Burton Rogers dachte immer nur an seinen eigenen Vorteil. Er war der Mann, dem Raif der Einschätzung des Untersuchungsrichters zum Trotz die Schuld am Tod seiner Exfreundin Laurel Hollis gab.

Rogers war aus dem Unfall beim Canyoning mit blütenweißer Weste hervorgegangen. Raif war selbst nicht dabei gewesen, hatte aber immer geglaubt, dass mehr dahintersteckte, als öffentlich bekannt geworden war. Noch hatte er die Hoffnung nicht aufgegeben, irgendwann die Wahrheit ans Licht zu bringen. Aber erst einmal musste er hier sitzen und zusehen, wie die Frau, die er schon als verliebter Schuljunge begehrt hatte, einen Mann heiratete, der ihm unsympathisch war und dem er nicht über den Weg traute.

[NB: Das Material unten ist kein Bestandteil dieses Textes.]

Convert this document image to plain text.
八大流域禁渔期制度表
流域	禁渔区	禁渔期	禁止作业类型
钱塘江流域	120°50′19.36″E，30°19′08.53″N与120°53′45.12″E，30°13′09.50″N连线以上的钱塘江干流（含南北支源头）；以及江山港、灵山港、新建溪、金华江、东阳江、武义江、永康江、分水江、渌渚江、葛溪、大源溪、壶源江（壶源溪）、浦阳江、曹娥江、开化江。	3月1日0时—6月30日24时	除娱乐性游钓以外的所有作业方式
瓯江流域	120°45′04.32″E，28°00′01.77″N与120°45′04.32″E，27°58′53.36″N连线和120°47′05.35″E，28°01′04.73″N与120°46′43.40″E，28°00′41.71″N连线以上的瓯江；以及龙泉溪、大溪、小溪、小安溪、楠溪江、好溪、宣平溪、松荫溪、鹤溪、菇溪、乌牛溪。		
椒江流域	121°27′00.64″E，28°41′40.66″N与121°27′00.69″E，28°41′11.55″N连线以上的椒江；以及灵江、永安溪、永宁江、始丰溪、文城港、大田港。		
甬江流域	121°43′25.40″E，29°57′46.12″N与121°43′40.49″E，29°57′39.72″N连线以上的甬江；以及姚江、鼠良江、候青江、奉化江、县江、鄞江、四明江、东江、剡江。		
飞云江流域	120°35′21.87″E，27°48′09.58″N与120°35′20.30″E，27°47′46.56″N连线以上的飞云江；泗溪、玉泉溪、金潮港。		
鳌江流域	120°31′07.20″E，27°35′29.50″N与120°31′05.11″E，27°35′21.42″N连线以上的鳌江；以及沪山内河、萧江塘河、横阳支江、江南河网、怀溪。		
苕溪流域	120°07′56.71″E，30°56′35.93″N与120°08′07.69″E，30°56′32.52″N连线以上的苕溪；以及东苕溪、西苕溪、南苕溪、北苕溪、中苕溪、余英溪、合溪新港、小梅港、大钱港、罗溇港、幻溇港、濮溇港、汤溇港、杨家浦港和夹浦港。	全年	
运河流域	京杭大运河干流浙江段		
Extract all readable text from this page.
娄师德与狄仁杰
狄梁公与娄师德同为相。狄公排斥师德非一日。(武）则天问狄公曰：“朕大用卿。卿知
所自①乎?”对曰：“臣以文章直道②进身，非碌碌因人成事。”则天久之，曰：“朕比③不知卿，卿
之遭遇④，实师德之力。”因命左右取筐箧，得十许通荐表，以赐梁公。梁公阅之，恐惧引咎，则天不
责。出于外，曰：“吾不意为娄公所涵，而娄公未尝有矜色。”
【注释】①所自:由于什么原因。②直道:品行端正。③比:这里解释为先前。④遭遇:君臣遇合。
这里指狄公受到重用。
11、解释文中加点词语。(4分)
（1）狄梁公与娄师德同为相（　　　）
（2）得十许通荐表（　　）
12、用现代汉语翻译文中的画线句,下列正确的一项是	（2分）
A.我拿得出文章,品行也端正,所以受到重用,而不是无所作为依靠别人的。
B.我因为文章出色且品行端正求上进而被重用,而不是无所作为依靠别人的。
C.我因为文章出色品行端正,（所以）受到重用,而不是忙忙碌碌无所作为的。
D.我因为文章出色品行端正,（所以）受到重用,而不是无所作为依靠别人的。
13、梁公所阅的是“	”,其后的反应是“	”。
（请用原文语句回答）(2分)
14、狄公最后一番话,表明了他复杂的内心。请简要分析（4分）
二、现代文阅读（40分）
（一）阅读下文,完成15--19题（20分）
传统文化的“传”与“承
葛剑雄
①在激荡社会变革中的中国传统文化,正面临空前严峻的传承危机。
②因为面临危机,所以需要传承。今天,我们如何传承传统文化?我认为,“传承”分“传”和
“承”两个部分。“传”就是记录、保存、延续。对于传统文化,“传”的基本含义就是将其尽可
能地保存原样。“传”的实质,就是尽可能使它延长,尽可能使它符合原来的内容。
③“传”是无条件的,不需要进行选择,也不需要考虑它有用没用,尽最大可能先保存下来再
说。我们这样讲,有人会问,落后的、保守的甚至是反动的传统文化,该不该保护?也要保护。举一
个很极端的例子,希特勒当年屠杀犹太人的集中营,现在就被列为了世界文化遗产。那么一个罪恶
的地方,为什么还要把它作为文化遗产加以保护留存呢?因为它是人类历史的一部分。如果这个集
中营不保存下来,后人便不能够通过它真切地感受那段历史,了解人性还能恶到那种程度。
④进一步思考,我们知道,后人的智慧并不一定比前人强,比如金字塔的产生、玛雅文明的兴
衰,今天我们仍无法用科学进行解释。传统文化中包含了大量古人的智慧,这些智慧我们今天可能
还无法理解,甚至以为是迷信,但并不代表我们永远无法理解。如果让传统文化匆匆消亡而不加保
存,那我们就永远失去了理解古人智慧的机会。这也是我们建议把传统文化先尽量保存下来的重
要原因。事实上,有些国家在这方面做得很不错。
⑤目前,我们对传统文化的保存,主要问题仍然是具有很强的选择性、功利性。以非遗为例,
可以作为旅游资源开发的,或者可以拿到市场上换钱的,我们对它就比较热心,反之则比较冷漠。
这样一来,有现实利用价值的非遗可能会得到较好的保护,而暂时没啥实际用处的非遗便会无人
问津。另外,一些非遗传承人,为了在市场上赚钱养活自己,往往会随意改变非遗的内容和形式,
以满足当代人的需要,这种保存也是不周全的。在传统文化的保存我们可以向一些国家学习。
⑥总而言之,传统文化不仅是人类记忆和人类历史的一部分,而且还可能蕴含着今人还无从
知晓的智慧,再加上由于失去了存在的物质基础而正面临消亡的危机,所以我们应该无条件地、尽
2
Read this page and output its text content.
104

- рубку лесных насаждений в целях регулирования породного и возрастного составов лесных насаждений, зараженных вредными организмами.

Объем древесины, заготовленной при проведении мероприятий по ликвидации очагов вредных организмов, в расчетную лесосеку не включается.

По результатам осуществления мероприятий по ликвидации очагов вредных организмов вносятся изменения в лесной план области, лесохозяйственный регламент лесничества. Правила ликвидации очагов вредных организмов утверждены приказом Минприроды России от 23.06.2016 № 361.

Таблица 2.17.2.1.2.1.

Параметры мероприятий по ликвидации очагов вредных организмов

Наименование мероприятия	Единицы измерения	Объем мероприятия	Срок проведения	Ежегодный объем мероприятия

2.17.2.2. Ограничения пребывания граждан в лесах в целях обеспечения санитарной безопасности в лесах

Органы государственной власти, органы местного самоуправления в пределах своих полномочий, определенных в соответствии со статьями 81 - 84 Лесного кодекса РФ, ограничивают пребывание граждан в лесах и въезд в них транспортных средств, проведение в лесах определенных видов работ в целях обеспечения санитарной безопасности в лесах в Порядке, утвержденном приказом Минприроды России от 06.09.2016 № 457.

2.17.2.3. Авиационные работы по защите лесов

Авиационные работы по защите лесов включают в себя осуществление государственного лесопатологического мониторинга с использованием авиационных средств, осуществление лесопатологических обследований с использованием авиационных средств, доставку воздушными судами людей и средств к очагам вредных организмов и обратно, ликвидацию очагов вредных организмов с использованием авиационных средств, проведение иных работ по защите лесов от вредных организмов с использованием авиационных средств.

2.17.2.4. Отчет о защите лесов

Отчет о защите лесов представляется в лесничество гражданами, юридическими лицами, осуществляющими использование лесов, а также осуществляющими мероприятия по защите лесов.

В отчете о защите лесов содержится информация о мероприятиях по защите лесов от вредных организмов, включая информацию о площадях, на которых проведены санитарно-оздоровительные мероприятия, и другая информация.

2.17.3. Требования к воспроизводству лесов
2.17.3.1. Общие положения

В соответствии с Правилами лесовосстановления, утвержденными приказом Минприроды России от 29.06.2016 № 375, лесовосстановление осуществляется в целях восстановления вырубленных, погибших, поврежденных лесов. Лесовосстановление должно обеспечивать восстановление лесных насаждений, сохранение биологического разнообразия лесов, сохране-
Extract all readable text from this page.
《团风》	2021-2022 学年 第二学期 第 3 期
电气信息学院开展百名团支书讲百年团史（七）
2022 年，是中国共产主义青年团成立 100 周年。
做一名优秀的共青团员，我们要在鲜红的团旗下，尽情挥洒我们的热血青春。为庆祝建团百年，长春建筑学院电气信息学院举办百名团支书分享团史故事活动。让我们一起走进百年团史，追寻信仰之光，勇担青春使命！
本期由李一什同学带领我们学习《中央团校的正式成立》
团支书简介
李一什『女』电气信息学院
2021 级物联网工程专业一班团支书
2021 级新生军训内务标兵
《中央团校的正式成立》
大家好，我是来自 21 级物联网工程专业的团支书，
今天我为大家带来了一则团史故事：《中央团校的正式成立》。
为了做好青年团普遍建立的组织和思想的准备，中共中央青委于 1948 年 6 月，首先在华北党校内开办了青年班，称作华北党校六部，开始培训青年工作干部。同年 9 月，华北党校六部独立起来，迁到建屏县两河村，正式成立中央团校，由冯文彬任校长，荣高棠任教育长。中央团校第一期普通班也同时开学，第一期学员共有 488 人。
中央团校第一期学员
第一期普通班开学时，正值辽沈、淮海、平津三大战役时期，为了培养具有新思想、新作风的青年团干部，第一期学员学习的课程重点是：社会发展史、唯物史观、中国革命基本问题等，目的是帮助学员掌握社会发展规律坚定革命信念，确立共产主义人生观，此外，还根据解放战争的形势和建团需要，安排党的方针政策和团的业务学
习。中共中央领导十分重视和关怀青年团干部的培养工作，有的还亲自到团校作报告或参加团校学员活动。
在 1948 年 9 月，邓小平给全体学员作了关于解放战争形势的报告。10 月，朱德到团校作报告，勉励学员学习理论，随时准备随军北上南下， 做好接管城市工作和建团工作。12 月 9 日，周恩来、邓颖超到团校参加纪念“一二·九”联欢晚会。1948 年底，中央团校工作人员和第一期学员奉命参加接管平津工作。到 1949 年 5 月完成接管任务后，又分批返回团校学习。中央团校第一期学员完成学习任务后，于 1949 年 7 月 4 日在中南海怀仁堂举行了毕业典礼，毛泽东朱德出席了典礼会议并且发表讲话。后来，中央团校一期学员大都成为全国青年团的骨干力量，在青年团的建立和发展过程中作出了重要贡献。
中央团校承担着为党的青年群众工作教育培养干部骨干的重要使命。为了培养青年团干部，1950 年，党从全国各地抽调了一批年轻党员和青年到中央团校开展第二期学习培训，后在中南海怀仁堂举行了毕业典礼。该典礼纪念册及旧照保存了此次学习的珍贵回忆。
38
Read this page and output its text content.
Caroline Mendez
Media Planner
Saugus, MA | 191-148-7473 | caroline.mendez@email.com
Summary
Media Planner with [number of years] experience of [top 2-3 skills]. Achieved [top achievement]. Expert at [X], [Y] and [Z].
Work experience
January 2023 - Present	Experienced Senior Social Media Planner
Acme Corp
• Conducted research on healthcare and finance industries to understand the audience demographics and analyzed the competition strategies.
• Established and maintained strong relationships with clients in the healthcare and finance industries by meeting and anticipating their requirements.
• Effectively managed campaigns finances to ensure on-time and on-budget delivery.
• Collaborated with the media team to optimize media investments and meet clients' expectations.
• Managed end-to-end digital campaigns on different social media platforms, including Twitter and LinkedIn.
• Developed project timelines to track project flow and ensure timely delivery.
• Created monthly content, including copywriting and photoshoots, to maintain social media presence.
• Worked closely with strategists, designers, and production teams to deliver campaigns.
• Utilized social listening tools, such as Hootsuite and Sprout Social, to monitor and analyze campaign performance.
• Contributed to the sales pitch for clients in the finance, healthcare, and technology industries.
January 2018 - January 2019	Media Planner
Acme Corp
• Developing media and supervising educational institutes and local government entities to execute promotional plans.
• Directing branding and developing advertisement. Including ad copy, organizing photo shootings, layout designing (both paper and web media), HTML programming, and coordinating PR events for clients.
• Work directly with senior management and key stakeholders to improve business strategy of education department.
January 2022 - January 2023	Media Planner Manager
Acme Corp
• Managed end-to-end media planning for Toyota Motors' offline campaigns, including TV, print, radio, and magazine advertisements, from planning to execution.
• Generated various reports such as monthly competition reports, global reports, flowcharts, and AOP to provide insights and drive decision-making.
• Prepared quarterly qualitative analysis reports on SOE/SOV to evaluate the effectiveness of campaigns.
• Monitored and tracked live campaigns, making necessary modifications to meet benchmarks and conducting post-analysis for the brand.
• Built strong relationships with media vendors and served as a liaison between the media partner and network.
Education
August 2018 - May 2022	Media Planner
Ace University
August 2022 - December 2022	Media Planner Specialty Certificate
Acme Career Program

Raif war drei Jahre jünger als Shanal und ihr gegenüber immer verlegen gewesen, seit sie sich vor fünfzehn Jahren zum ersten Mal begegnet waren. Nachdem sie ihm einen Korb gegeben hatte, und das peinlicherweise in Anwesenheit seiner ganzen Familie, war ihr Umgang miteinander von Wortgefechten und ständigen kleinen Spitzen gegeneinander geprägt gewesen.

Doch trotz allem fühlte Raif sich noch so zu ihr hingezogen wie eh und je, und obwohl sie sich nie nahegestanden hatten, war sie ihm wirklich wichtig. Er wollte, dass sie glücklich wurde. Und vor diesem Hintergrund hatte er sie aufgesucht, als die Verlobung bekannt gegeben worden war.

Er glaubte einfach nicht, dass Burton Rogers in der Lage war, irgendeine Frau dauerhaft glücklich zu machen. Also hatte er Shanal warnen wollen. Er hätte es besser wissen sollen. Sobald sie ihr Erstaunen darüber, dass er sie besuchte, überwunden hatte, erklärte sie ihm, dass er seine Zeit verschwendete. Er hatte sie trotzdem gedrängt, es sich noch einmal zu überlegen, ob sie wirklich ihren Chef heiraten wollte. Doch Shanal hatte ihm – unverblümt wie immer – nur gesagt, dass er verschwinden sollte.

Und das hatte er getan.

Jetzt war die ganze Hochzeitsgesellschaft vor Fassungslosigkeit wie gelähmt, Raif ebenso wie die Leute, die neben ihm in der Kirchenbank saßen.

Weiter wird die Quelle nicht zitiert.